Cliff Benfield ’18, creator of Space Skits and more
In a sketch from Benfield’s animated video series Space Skits, a vulture in a desert refuses to share his drinking straw with a man dying of thirst. “I’m the worst germaphobe, really,” the bird explains. “Ask any of my friends!” Space Skits also features a traffic-stopping moose, a flirty toucan, and a shark on a date that goes way, way wrong. The six-year-old channel of 25- to 40-second sketches has over a million followers on TikTok and 630,000 on Instagram. It all started at FIT, when a class in After Effects software showed Benfield how to animate drawings he created in Illustrator. Immediately, the aspiring comic writer saw the opportunity to share his talents online. The key was consistency: He challenged himself to deliver a short in the same punchy, deadpan style every week. The routine paid off in followers, and soon the industry noticed. A talent manager reached out on LinkedIn. Placements on the Funny or Die website and sketches for the Adult Swim arm of Cartoon Network followed, as well as support from Emmy-winning animation studio Bento Box. An even more tantalizing possibility is in the offing; in the meantime, Benfield supports himself with sponsored posts for an AI program and a male grooming device. “I thought it would hurt my soul to make them, but it’s pretty fun actually,” he says. Asked for the secret of how to be funny, Benfield shrugs. When faced with the blank page, he has certain go-to themes—like animals. He says, “There’s just something about a deer selling sandwiches that’s funny.”
Erin Willers ’20
When the 2024 Oscar nominations were announced, Willers was overjoyed. Martin Scorsese’s Killers of the Flower Moon, for which Willers worked as the assistant to the executive producer and researcher, received 10. After the eight-month shoot in Oklahoma, Willers became the archivist for Scorsese’s personal video collection. She’s currently on a project with Elara Pictures, the production company best known for the Adam Sandler film Uncut Gems. “Marty taught me that you always have to be open and learning,” she said. “Filmmaking isn’t some magic; it’s about curiosity.”
Willers describes her experience in this video.
William Mun ’21
Whether they know it or not, most prospective FIT students have seen Mun’s work.
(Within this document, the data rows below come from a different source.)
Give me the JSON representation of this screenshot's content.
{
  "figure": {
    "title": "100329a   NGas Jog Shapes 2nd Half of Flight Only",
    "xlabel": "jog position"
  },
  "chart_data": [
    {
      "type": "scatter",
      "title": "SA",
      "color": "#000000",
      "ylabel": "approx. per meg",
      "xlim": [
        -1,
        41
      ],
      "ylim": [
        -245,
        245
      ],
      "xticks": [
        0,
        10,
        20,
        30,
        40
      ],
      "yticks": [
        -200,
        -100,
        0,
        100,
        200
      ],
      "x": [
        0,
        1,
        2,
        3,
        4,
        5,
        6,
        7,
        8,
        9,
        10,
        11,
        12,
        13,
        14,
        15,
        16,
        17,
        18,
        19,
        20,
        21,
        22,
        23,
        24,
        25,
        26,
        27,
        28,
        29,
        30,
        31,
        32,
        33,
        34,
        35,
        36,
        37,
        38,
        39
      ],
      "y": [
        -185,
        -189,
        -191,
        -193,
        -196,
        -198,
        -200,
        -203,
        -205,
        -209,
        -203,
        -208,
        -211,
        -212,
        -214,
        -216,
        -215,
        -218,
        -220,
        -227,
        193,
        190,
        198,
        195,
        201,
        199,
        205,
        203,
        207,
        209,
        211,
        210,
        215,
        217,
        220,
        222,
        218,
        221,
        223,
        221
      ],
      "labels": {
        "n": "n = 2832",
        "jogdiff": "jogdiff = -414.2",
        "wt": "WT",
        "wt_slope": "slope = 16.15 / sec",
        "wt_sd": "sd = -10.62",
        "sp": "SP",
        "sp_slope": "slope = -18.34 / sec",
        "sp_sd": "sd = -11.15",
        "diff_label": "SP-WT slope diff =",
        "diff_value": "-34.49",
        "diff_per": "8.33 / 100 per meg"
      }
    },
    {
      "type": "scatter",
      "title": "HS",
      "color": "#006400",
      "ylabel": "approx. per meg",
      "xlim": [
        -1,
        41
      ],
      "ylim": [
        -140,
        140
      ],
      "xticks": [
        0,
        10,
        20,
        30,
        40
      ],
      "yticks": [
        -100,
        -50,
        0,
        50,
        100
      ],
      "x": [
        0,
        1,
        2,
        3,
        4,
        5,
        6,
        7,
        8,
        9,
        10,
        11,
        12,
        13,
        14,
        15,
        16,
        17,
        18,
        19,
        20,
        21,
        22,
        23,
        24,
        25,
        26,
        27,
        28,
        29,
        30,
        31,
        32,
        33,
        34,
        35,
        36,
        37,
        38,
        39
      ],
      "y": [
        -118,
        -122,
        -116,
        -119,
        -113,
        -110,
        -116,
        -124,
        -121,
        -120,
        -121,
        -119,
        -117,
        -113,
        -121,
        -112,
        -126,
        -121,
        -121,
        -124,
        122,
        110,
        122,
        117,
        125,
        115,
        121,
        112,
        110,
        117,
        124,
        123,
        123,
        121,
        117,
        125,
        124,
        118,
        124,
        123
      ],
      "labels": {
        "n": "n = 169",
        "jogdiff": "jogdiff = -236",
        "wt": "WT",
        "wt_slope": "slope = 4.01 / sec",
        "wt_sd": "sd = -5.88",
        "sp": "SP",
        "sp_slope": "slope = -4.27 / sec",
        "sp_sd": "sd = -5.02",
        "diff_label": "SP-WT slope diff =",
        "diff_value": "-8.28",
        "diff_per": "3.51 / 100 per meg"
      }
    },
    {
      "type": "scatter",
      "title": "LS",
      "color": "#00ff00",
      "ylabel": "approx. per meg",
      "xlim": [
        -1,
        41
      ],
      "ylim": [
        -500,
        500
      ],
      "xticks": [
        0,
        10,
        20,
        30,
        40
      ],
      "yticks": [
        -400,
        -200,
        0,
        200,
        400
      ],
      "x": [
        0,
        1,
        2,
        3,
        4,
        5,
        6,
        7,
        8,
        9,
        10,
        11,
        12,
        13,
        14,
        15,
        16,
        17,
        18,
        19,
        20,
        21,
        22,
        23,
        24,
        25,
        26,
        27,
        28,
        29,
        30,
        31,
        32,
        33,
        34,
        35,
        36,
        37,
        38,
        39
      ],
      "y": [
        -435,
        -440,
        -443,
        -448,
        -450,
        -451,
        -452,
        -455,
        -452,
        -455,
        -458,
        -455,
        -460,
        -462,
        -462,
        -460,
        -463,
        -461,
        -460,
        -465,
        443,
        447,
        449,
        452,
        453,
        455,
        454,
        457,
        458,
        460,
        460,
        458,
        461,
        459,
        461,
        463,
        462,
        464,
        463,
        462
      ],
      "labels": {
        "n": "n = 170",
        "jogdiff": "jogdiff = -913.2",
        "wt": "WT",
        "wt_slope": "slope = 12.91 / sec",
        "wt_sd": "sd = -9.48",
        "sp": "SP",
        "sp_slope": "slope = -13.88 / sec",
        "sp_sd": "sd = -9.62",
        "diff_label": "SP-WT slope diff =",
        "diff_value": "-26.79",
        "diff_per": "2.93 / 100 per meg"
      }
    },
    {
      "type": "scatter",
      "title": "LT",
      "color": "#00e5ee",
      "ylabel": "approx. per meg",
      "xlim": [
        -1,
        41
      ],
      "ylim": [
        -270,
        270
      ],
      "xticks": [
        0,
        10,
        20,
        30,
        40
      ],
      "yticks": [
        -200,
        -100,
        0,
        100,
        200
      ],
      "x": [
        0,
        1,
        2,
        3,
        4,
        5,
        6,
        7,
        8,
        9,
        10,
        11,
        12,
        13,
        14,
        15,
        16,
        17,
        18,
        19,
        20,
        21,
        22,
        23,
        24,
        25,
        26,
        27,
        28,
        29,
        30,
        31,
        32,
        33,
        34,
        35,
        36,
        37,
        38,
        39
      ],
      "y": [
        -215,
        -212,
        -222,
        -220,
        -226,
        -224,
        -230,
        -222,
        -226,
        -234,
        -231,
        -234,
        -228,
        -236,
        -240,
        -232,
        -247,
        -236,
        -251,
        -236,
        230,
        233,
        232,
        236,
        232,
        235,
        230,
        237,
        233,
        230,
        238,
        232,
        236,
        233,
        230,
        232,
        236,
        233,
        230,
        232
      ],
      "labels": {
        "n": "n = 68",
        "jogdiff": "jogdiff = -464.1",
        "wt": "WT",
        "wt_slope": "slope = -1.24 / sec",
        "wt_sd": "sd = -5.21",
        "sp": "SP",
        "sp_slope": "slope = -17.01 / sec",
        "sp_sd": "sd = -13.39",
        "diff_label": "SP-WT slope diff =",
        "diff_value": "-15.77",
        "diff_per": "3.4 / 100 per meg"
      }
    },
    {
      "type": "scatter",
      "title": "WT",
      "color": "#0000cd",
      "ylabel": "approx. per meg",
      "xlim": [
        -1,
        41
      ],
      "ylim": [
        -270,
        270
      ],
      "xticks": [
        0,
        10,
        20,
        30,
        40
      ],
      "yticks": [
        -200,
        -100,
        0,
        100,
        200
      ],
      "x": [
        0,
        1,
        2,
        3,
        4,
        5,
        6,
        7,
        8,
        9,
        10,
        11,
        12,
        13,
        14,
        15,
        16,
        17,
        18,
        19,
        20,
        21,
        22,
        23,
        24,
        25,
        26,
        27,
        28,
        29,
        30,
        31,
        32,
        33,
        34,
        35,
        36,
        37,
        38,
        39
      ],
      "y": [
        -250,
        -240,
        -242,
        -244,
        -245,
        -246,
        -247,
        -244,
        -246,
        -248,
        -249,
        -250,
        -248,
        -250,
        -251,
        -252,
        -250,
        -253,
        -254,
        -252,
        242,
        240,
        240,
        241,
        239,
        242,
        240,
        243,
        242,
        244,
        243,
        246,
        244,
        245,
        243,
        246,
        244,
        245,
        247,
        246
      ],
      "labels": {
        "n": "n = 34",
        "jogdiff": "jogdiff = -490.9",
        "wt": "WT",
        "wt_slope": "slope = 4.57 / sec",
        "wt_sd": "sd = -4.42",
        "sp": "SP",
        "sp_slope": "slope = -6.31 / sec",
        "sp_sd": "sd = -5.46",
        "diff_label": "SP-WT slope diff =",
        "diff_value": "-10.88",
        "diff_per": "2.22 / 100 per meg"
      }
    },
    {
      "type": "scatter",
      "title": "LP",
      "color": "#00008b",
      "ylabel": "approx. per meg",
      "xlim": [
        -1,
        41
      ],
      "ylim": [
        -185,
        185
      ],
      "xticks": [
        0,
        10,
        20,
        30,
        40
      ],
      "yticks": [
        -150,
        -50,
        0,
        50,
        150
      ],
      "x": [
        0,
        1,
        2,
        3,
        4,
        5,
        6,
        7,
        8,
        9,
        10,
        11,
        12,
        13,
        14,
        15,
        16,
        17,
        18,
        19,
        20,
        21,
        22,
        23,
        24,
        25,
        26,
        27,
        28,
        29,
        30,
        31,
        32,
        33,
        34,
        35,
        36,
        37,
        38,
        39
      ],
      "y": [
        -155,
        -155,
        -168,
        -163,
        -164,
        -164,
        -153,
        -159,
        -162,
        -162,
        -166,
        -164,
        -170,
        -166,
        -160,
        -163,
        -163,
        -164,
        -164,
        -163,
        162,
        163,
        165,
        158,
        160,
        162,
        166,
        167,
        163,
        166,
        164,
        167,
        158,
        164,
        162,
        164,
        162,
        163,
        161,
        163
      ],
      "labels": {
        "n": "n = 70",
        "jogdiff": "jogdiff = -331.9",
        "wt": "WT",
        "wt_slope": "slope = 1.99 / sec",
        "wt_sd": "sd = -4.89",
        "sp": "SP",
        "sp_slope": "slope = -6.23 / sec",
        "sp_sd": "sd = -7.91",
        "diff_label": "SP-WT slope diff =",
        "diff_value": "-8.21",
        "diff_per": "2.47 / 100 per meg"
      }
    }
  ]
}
He’s been making videos for the college for several years, including his admissions film, called “Only at FIT”; a post-Covid short called “What Makes You Optimistic Now?”, and a personal animated piece about the American Dream.
He’s also a successful commercial filmmaker and motion designer, working on projects across automotive, beauty, and food retail sectors for Constellation Software. “It’s been eye-opening learning how to be a storyteller across different genres and projects. Between client and personal work, I’m consistently challenged to look beyond what I know.”